The power windows standard on both the Niro and the CR-V have locks to prevent small children from operating them. When the lock on the Niro is engaged the driver can still operate all of the windows, for instance to close one opened by a child. The CR-V prevents the driver from operating the other windows just as it does the other passengers.

The Niro’s standard front power windows lower with one touch of the switches, making it more convenient at drive-up windows and toll booths, or when talking with someone outside of the car. The CR-V’s standard power windows’ passenger windows don’t open automatically.

The Niro’s variable intermittent wipers have an adjustable delay to allow the driver to choose a setting that best clears the windshield during light rain or mist. The CR-V LX’s standard fixed intermittent wipers only have one fixed delay setting, so the driver will have to manually switch them between slow and intermittent.

The Insurance Institute for Highway Safety (IIHS) conducts detailed tests on headlights for their range both straight ahead and in curves and to be certain they don’t exceed acceptable amounts of glare to oncoming drivers. The Niro’s available headlights were rated “Good” by the IIHS, while the CR-V’s headlights are rated “Acceptable” to “Marginal.”

When the Niro with available tilt-down mirrors is put in reverse, both rearview mirrors tilt from their original position. This gives the driver a better view of the curb during parallel parking maneuvers. Shifting out of reverse puts the mirrors into their original positions.
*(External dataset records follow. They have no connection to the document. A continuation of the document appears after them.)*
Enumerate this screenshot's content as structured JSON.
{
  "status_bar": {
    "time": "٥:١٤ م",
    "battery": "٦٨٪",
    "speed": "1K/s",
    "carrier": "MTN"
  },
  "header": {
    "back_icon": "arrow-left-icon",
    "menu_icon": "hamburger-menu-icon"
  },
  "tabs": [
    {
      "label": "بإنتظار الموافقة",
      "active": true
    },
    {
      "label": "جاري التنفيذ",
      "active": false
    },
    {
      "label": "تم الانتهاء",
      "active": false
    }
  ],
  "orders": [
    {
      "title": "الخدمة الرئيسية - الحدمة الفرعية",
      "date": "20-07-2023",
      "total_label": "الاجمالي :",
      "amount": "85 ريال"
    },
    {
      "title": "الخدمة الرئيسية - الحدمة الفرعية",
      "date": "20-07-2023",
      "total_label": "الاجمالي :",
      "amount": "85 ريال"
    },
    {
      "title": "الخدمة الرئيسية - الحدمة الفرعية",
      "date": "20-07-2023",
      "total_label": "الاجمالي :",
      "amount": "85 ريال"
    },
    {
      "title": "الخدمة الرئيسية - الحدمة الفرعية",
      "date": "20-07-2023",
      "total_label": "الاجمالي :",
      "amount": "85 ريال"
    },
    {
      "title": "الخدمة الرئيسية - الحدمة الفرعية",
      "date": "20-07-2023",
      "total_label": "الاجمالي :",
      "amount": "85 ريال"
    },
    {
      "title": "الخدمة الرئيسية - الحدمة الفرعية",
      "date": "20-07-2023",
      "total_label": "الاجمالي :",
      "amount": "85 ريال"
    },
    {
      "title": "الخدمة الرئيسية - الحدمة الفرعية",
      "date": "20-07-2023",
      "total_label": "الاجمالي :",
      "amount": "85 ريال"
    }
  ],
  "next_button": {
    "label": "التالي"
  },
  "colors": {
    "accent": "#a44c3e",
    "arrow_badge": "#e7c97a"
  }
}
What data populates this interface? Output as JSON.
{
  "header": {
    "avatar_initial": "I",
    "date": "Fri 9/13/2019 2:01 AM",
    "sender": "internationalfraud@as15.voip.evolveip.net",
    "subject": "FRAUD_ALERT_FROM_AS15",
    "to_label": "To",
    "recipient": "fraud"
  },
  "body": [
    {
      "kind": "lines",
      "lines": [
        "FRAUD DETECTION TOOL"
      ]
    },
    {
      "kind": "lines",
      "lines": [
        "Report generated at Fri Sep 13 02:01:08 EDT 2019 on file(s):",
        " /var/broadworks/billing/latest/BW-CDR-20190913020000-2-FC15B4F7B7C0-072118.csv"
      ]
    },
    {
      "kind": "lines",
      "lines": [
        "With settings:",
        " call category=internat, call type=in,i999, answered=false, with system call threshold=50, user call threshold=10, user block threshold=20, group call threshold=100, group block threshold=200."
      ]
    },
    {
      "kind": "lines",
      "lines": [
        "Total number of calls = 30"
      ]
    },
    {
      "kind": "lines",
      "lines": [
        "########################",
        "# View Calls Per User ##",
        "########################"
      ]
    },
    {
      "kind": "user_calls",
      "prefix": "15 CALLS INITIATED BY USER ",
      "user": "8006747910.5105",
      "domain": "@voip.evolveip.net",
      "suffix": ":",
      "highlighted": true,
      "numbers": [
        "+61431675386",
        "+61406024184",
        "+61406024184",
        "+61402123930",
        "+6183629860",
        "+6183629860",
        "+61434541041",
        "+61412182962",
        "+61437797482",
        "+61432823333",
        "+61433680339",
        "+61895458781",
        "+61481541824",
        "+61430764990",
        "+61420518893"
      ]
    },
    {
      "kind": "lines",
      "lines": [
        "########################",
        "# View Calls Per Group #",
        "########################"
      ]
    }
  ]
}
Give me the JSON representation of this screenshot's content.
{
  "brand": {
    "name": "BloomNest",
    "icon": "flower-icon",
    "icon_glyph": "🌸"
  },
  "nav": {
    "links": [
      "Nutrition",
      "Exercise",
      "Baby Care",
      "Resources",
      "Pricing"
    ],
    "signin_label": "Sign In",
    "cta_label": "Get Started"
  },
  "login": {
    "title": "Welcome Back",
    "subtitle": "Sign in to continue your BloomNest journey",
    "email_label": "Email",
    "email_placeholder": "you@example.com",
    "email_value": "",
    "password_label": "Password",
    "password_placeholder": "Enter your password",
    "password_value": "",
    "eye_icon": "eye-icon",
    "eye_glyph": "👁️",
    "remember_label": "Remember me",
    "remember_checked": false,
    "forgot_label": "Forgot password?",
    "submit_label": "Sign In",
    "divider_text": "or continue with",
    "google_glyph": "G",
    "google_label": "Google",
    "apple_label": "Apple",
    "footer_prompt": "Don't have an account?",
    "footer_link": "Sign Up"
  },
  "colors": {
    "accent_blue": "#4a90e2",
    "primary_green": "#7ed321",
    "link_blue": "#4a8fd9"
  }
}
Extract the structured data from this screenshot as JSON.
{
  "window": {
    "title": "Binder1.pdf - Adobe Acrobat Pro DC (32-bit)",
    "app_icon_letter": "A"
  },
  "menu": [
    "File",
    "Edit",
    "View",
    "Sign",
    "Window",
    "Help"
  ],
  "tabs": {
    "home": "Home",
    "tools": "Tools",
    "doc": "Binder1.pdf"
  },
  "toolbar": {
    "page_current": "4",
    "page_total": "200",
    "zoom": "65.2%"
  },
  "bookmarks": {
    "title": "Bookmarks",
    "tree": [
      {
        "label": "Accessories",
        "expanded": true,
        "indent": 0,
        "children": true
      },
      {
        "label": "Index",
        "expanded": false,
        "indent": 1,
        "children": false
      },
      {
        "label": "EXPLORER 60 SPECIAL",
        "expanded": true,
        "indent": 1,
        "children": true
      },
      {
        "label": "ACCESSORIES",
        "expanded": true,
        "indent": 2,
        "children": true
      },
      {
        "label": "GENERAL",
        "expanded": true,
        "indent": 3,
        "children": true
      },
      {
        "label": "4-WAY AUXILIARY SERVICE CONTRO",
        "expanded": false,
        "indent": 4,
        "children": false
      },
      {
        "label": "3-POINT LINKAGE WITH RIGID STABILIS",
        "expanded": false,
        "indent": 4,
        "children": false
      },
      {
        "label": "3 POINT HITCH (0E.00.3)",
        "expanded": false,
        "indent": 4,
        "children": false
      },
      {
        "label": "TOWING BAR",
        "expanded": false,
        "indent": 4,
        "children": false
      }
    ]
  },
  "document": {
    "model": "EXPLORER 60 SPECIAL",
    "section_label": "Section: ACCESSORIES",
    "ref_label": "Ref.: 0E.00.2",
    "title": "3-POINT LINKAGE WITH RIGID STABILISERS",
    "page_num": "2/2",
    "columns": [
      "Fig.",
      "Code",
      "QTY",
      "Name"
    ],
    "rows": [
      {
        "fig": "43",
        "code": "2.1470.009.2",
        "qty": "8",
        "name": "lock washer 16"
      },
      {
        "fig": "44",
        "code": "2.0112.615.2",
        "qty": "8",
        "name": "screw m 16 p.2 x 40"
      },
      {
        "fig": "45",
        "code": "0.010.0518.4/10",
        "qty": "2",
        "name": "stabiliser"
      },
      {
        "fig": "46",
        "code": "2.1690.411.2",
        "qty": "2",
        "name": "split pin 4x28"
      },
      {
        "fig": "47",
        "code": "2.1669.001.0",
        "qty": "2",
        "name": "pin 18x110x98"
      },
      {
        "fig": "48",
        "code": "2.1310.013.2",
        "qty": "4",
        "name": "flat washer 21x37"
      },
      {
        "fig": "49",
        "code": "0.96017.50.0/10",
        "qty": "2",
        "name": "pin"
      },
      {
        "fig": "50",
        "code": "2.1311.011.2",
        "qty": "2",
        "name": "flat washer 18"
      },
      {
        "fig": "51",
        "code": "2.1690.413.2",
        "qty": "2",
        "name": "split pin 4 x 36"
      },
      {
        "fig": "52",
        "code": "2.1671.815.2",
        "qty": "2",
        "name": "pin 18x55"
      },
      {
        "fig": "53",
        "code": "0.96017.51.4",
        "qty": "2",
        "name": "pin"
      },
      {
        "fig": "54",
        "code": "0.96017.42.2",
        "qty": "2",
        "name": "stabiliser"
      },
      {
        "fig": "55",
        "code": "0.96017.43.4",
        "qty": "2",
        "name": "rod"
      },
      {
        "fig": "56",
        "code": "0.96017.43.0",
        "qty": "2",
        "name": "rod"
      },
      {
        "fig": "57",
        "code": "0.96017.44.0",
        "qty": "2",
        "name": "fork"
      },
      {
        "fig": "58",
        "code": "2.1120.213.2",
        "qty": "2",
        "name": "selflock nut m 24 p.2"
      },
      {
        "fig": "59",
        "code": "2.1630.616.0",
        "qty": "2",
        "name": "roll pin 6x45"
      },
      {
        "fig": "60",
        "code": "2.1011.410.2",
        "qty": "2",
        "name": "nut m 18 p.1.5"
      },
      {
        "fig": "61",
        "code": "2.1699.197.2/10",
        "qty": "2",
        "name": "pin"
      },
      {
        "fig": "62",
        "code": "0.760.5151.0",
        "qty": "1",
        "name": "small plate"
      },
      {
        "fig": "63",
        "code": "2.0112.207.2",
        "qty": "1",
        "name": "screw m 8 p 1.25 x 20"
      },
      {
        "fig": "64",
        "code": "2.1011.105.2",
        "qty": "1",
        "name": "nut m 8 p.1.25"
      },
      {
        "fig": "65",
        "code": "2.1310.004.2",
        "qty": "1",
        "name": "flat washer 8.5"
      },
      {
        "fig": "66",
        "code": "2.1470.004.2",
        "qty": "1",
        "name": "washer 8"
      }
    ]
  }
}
The CR-V’s mirrors don’t automatically adjust for backing.

Standard air-conditioned seats in the Niro EX Premium keep the driver and front passenger comfortable and take the sting out of hot seats in summer. The CR-V doesn’t offer air-conditioned seats.

The Niro has a standard dual zone air conditioning allows the driver and front passenger to choose two completely different temperatures so people with different temperature preferences won’t have to compromise. This makes both the driver and front passenger as comfortable as possible. Dual zone air conditioning is only available on the CR-V EX/EX-L/Touring.

The Niro (except FE/LX/S Touring) offers an optional 115-volt a/c outlet on the center console, allowing you to recharge a laptop or run small household appliances without special adapters that can break or get misplaced. The CR-V doesn’t offer a house-current electrical outlet.